Genome Research
- Discipline: Genetics, genomics
- Language: English
- Edited by: Hillary Sussman

Publication details
- Former names: PCR Methods and Applications
- History: 1991–present
- Publisher: Cold Spring Harbor Laboratory Press (United States)
- Frequency: Monthly
- Open access: Delayed (after 6 months)
- Impact factor: 5.4 (2024)

Standard abbreviations
- ISO 4: Genome Res.

Indexing
- CODEN: GEREFS
- ISSN: 1088-9051 (print) 1549-5469 (web)
- LCCN: sn95029259
- OCLC no.: 33123409

Links
- Journal homepage; Online access; Online archive;

= Genome Research =

Genomics academic journal

Genome Research is a peer-reviewed scientific journal published by Cold Spring Harbor Laboratory Press.
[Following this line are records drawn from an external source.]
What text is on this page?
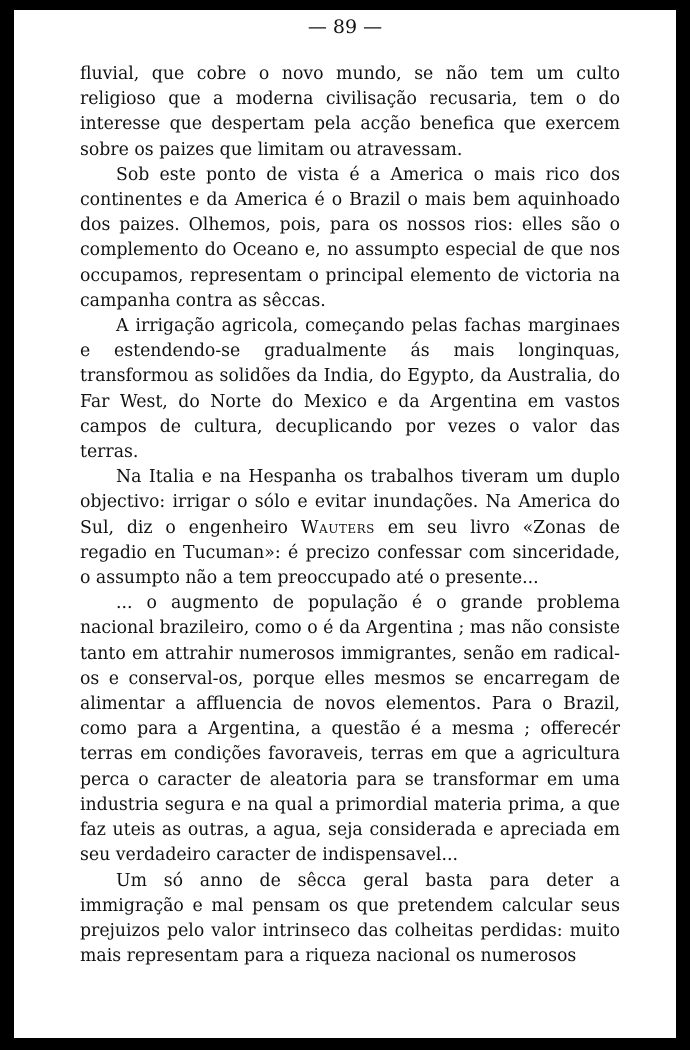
— 89 —

fluvial, que cobre o novo mundo, se não tem um culto religioso que a moderna civilisação recusaria, tem o do interesse que despertam pela acção benefica que exercem sobre os paizes que limitam ou atravessam.

Sob este ponto de vista é a America o mais rico dos continentes e da America é o Brazil o mais bem aquinhoado dos paizes. Olhemos, pois, para os nossos rios: elles são o complemento do Oceano e, no assumpto especial de que nos occupamos, representam o principal elemento de victoria na campanha contra as sêccas.

A irrigação agricola, começando pelas fachas marginaes e estendendo-se gradualmente ás mais longinquas, transformou as solidões da India, do Egypto, da Australia, do Far West, do Norte do Mexico e da Argentina em vastos campos de cultura, decuplicando por vezes o valor das terras.

Na Italia e na Hespanha os trabalhos tiveram um duplo objectivo: irrigar o sólo e evitar inundações. Na America do Sul, diz o engenheiro Wauters em seu livro «Zonas de regadio en Tucuman»: é precizo confessar com sinceridade, o assumpto não a tem preoccupado até o presente...

... o augmento de população é o grande problema nacional brazileiro, como o é da Argentina ; mas não consiste tanto em attrahir numerosos immigrantes, senão em radical-os e conserval-os, porque elles mesmos se encarregam de alimentar a affluencia de novos elementos. Para o Brazil, como para a Argentina, a questão é a mesma ; offerecér terras em condições favoraveis, terras em que a agricultura perca o caracter de aleatoria para se transformar em uma industria segura e na qual a primordial materia prima, a que faz uteis as outras, a agua, seja considerada e apreciada em seu verdadeiro caracter de indispensavel...

Um só anno de sêcca geral basta para deter a immigração e mal pensam os que pretendem calcular seus prejuizos pelo valor intrinseco das colheitas perdidas: muito mais representam para a riqueza nacional os numerosos
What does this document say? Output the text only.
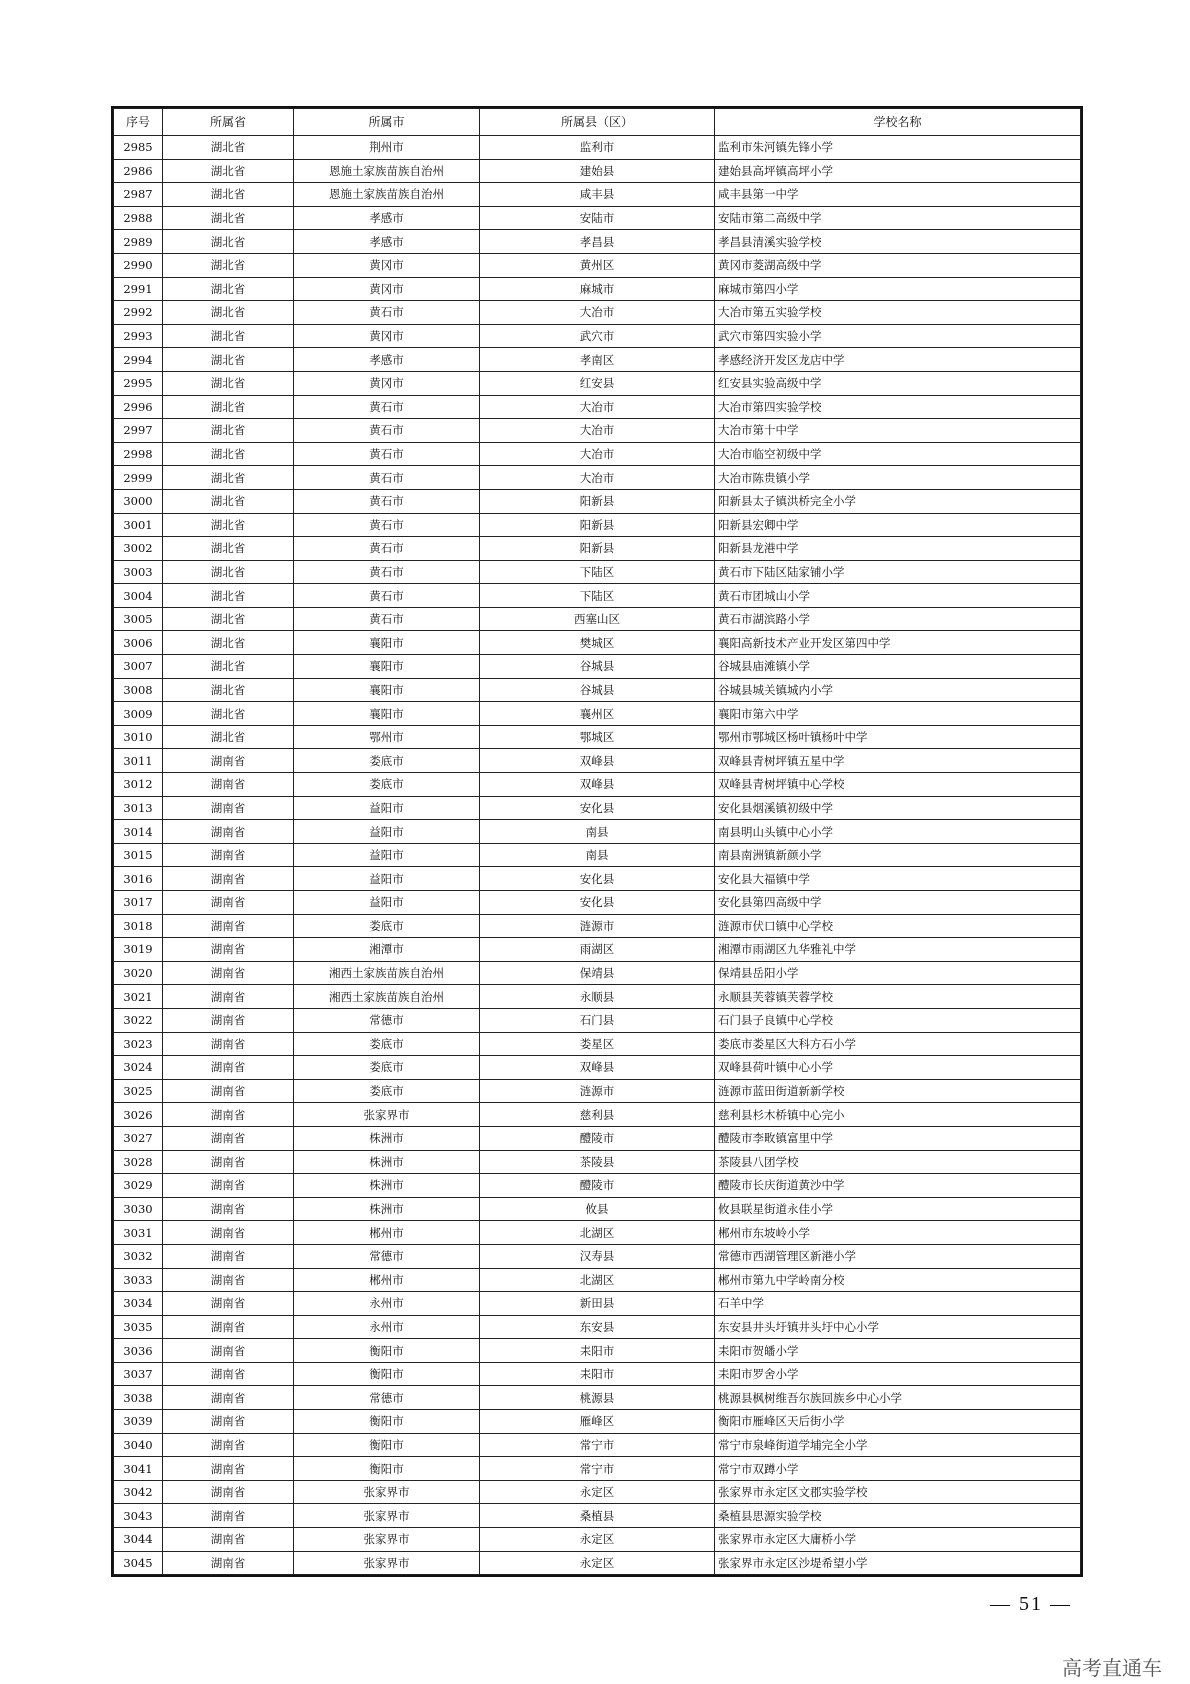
序号	所属省	所属市	所属县（区）	学校名称
2985	湖北省	荆州市	监利市	监利市朱河镇先锋小学
2986	湖北省	恩施土家族苗族自治州	建始县	建始县高坪镇高坪小学
2987	湖北省	恩施土家族苗族自治州	咸丰县	咸丰县第一中学
2988	湖北省	孝感市	安陆市	安陆市第二高级中学
2989	湖北省	孝感市	孝昌县	孝昌县清溪实验学校
2990	湖北省	黄冈市	黄州区	黄冈市菱湖高级中学
2991	湖北省	黄冈市	麻城市	麻城市第四小学
2992	湖北省	黄石市	大冶市	大冶市第五实验学校
2993	湖北省	黄冈市	武穴市	武穴市第四实验小学
2994	湖北省	孝感市	孝南区	孝感经济开发区龙店中学
2995	湖北省	黄冈市	红安县	红安县实验高级中学
2996	湖北省	黄石市	大冶市	大冶市第四实验学校
2997	湖北省	黄石市	大冶市	大冶市第十中学
2998	湖北省	黄石市	大冶市	大冶市临空初级中学
2999	湖北省	黄石市	大冶市	大冶市陈贵镇小学
3000	湖北省	黄石市	阳新县	阳新县太子镇洪桥完全小学
3001	湖北省	黄石市	阳新县	阳新县宏卿中学
3002	湖北省	黄石市	阳新县	阳新县龙港中学
3003	湖北省	黄石市	下陆区	黄石市下陆区陆家铺小学
3004	湖北省	黄石市	下陆区	黄石市团城山小学
3005	湖北省	黄石市	西塞山区	黄石市湖滨路小学
3006	湖北省	襄阳市	樊城区	襄阳高新技术产业开发区第四中学
3007	湖北省	襄阳市	谷城县	谷城县庙滩镇小学
3008	湖北省	襄阳市	谷城县	谷城县城关镇城内小学
3009	湖北省	襄阳市	襄州区	襄阳市第六中学
3010	湖北省	鄂州市	鄂城区	鄂州市鄂城区杨叶镇杨叶中学
3011	湖南省	娄底市	双峰县	双峰县青树坪镇五星中学
3012	湖南省	娄底市	双峰县	双峰县青树坪镇中心学校
3013	湖南省	益阳市	安化县	安化县烟溪镇初级中学
3014	湖南省	益阳市	南县	南县明山头镇中心小学
3015	湖南省	益阳市	南县	南县南洲镇新颜小学
3016	湖南省	益阳市	安化县	安化县大福镇中学
3017	湖南省	益阳市	安化县	安化县第四高级中学
3018	湖南省	娄底市	涟源市	涟源市伏口镇中心学校
3019	湖南省	湘潭市	雨湖区	湘潭市雨湖区九华雅礼中学
3020	湖南省	湘西土家族苗族自治州	保靖县	保靖县岳阳小学
3021	湖南省	湘西土家族苗族自治州	永顺县	永顺县芙蓉镇芙蓉学校
3022	湖南省	常德市	石门县	石门县子良镇中心学校
3023	湖南省	娄底市	娄星区	娄底市娄星区大科方石小学
3024	湖南省	娄底市	双峰县	双峰县荷叶镇中心小学
3025	湖南省	娄底市	涟源市	涟源市蓝田街道新新学校
3026	湖南省	张家界市	慈利县	慈利县杉木桥镇中心完小
3027	湖南省	株洲市	醴陵市	醴陵市李畋镇富里中学
3028	湖南省	株洲市	茶陵县	茶陵县八团学校
3029	湖南省	株洲市	醴陵市	醴陵市长庆街道黄沙中学
3030	湖南省	株洲市	攸县	攸县联星街道永佳小学
3031	湖南省	郴州市	北湖区	郴州市东坡岭小学
3032	湖南省	常德市	汉寿县	常德市西湖管理区新港小学
3033	湖南省	郴州市	北湖区	郴州市第九中学岭南分校
3034	湖南省	永州市	新田县	石羊中学
3035	湖南省	永州市	东安县	东安县井头圩镇井头圩中心小学
3036	湖南省	衡阳市	耒阳市	耒阳市贺皤小学
3037	湖南省	衡阳市	耒阳市	耒阳市罗舍小学
3038	湖南省	常德市	桃源县	桃源县枫树维吾尔族回族乡中心小学
3039	湖南省	衡阳市	雁峰区	衡阳市雁峰区天后街小学
3040	湖南省	衡阳市	常宁市	常宁市泉峰街道学埔完全小学
3041	湖南省	衡阳市	常宁市	常宁市双蹲小学
3042	湖南省	张家界市	永定区	张家界市永定区文郡实验学校
3043	湖南省	张家界市	桑植县	桑植县思源实验学校
3044	湖南省	张家界市	永定区	张家界市永定区大庸桥小学
3045	湖南省	张家界市	永定区	张家界市永定区沙堤希望小学
— 51 —
高考直通车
The journal scope covers genome biology, including genome structure, function and evolution, comparative genomics, molecular evolution, genome-scale quantitative and population genetics, proteomics, epigenomics, and systems biology, genomic medicine, and single-cell analysis. New data in these areas are published as research papers, or methods and resource reports that provide novel information on technologies or tools that will be of interest to a broad readership. The journal was established in 1991 as PCR Methods and Applications and obtained its current title in 1995. According to the Journal Citation Reports, the journal has a 2024 impact factor of 5.4.

The journal was established in 1991 as PCR Methods and Applications and was renamed Genome Research in 1995.